Considering the 9/11 Memorial Museum: One visit, three ways

Considering the 9/11 Memorial Museum: One visit, three ways

The main underground hall of the National September 11 Museum. (Wikimedia commons; Photographer Fletcher6)

(some advice I gave my students before our visit last week, updated after the visit)

When you visit the museum—when you visit any museum—try to examine it in three different ways, to look at it through three different lenses. First, consider it as a member of the general public. Next, look at it with a critical eye, trained by your reading, museum experience, and theoretical concerns. And finally, think about it as an employee of the institution might: what works, what doesn’t, and what needs to be fixed?

1. First, consider the museum as a member of the general public might. Remember: you are not the “general public,” and so you need to make a conscious effort to shift your perspective. Most of the audience has a different background, different interests, and is there for different purposes than you are. And remember that the public is diverse in many ways; consider that diversity as you think about the public in the space.

The best way to see the museum through visitors’ eyes is to watch visitors in the space, and talk with them. 

  • What do they look at?
  • How do they react?
  • What sections of the museum do they avoid, what are they attracted to?
  • What do they read?
  • Do they interact with each other? Do they seem to be swept up in the flow of the narrative?
  • To what extent are they observers, to what extent active participants in their visit?

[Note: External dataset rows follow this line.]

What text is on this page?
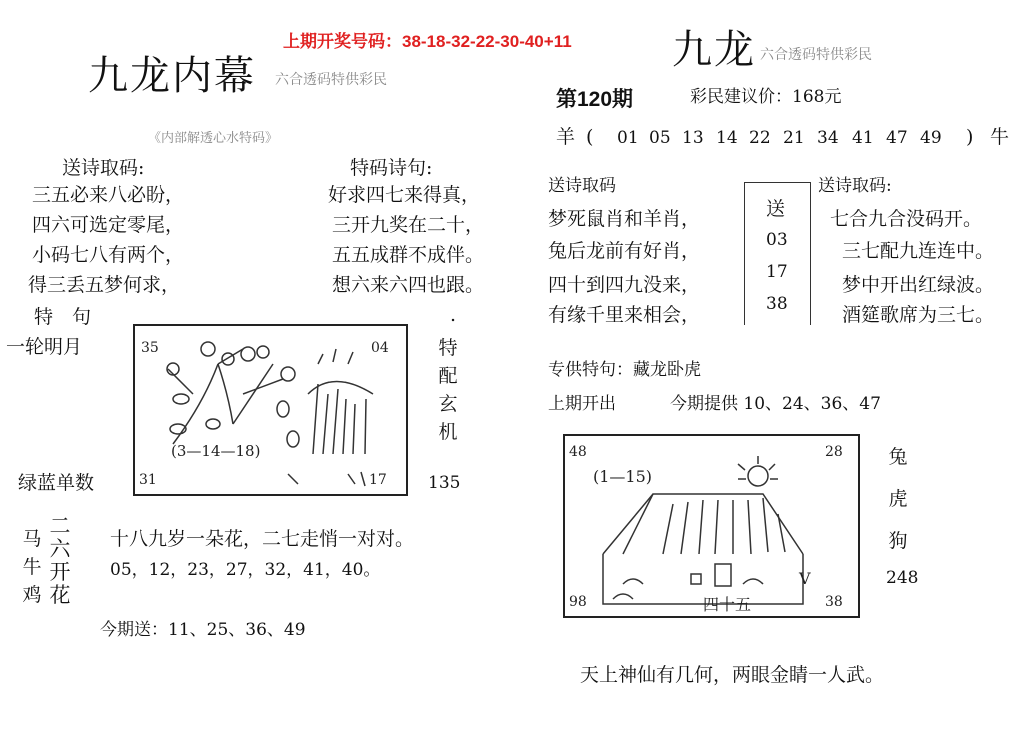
上期开奖号码：38-18-32-22-30-40+11
九龙内幕 六合透码特供彩民
九龙 六合透码特供彩民
《内部解透心水特码》
送诗取码:
三五必来八必盼，
四六可选定零尾，
小码七八有两个，
得三丢五梦何求，
特码诗句:
好求四七来得真，
三开九奖在二十，
五五成群不成伴。
想六来六四也跟。
特　句	.
一轮明月
绿蓝单数
特
配
玄
机
135
35	04
31	17
(3—14—18)
马
牛
鸡
二
六
开
花
十八九岁一朵花，二七走悄一对对。
05，12，23，27，32，41，40。
今期送：11、25、36、49
第120期	彩民建议价：168元
羊 ( 01 05 13 14 22 21 34 41 47 49 ) 牛
送诗取码
梦死鼠肖和羊肖，
兔后龙前有好肖，
四十到四九没来，
有缘千里来相会，
送
03
17
38
送诗取码:
七合九合没码开。
三七配九连连中。
梦中开出红绿波。
酒筵歌席为三七。
专供特句：藏龙卧虎
上期开出	今期提供 10、24、36、47
48	28
98	38
(1—15)
四十五
V
兔
虎
狗
248
天上神仙有几何，两眼金睛一人武。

2. Next, analyze the museum as an academic reviewer might.  How does it work on an ideological level? Use the critical skills you’ve developed in classwork and reading to think of the museum as a cultural, statement. What are its politics?

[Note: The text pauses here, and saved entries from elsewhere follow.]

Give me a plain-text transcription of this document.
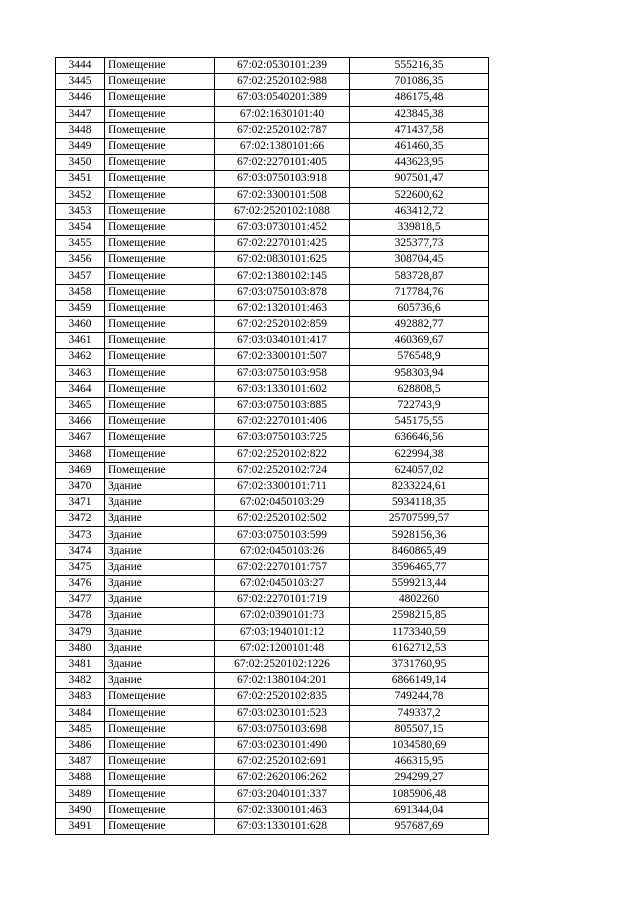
3444	Помещение	67:02:0530101:239	555216,35
3445	Помещение	67:02:2520102:988	701086,35
3446	Помещение	67:03:0540201:389	486175,48
3447	Помещение	67:02:1630101:40	423845,38
3448	Помещение	67:02:2520102:787	471437,58
3449	Помещение	67:02:1380101:66	461460,35
3450	Помещение	67:02:2270101:405	443623,95
3451	Помещение	67:03:0750103:918	907501,47
3452	Помещение	67:02:3300101:508	522600,62
3453	Помещение	67:02:2520102:1088	463412,72
3454	Помещение	67:03:0730101:452	339818,5
3455	Помещение	67:02:2270101:425	325377,73
3456	Помещение	67:02:0830101:625	308704,45
3457	Помещение	67:02:1380102:145	583728,87
3458	Помещение	67:03:0750103:878	717784,76
3459	Помещение	67:02:1320101:463	605736,6
3460	Помещение	67:02:2520102:859	492882,77
3461	Помещение	67:03:0340101:417	460369,67
3462	Помещение	67:02:3300101:507	576548,9
3463	Помещение	67:03:0750103:958	958303,94
3464	Помещение	67:03:1330101:602	628808,5
3465	Помещение	67:03:0750103:885	722743,9
3466	Помещение	67:02:2270101:406	545175,55
3467	Помещение	67:03:0750103:725	636646,56
3468	Помещение	67:02:2520102:822	622994,38
3469	Помещение	67:02:2520102:724	624057,02
3470	Здание	67:02:3300101:711	8233224,61
3471	Здание	67:02:0450103:29	5934118,35
3472	Здание	67:02:2520102:502	25707599,57
3473	Здание	67:03:0750103:599	5928156,36
3474	Здание	67:02:0450103:26	8460865,49
3475	Здание	67:02:2270101:757	3596465,77
3476	Здание	67:02:0450103:27	5599213,44
3477	Здание	67:02:2270101:719	4802260
3478	Здание	67:02:0390101:73	2598215,85
3479	Здание	67:03:1940101:12	1173340,59
3480	Здание	67:02:1200101:48	6162712,53
3481	Здание	67:02:2520102:1226	3731760,95
3482	Здание	67:02:1380104:201	6866149,14
3483	Помещение	67:02:2520102:835	749244,78
3484	Помещение	67:03:0230101:523	749337,2
3485	Помещение	67:03:0750103:698	805507,15
3486	Помещение	67:03:0230101:490	1034580,69
3487	Помещение	67:02:2520102:691	466315,95
3488	Помещение	67:02:2620106:262	294299,27
3489	Помещение	67:03:2040101:337	1085906,48
3490	Помещение	67:02:3300101:463	691344,04
3491	Помещение	67:03:1330101:628	957687,69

As a critical observer, these are some of the things to look at:

  • What artifacts (and sounds and video) are displayed, and how are they used? Are they witness objects, evidence, context, or backdrop? Are they there to prove something, to make a point, or to make you feel a certain way? What are the ethical issues of displaying artifacts here?
  • Think about scale – what’s gained, what’s lost by the size of the space?
  • How are things organized in different areas? Chronologically, thematically, or other? Why?
  • Look closely at the details—the way words are used, cases put together, juxtapositions created. Try to see these separately from the overall impression they make. What exhibit techniques are used, where?

Some things to reflect on:

  • What’s not here that might be? What is made visible, what is made invisible? What is foregrounded, what needs to be sought out? What is left out altogether?
  • How does the museum think about the public? What categories does it use, explicitly or implicitly?
  • What communities are privileged? What voices are silenced?
  • Consider the balance of past, present, and future
  • Consider the balance of museum, memorial, monument. Are these separate? How do they interact?
  • In what ways does the museum use emotional appeals? How does it balance affect and discourse? Try to separate out your emotional and intellectual responses to the material and presentation, and reflect on the ways these two interact.

3.  FInally, think of the museum as an employee might. What’s working, what’s not?? Consider both a practical level (areas too crowded, areas ignored) and on a teaching level (are visitors getting out of the visit what you want them to?). Think about the museum as a tool: How effective is is? How can you determine that more precisely? And how could it be changed to be more effective? What needs to be changed, and what are the practicalities and politics, both internal and external, that it might take to make those changes.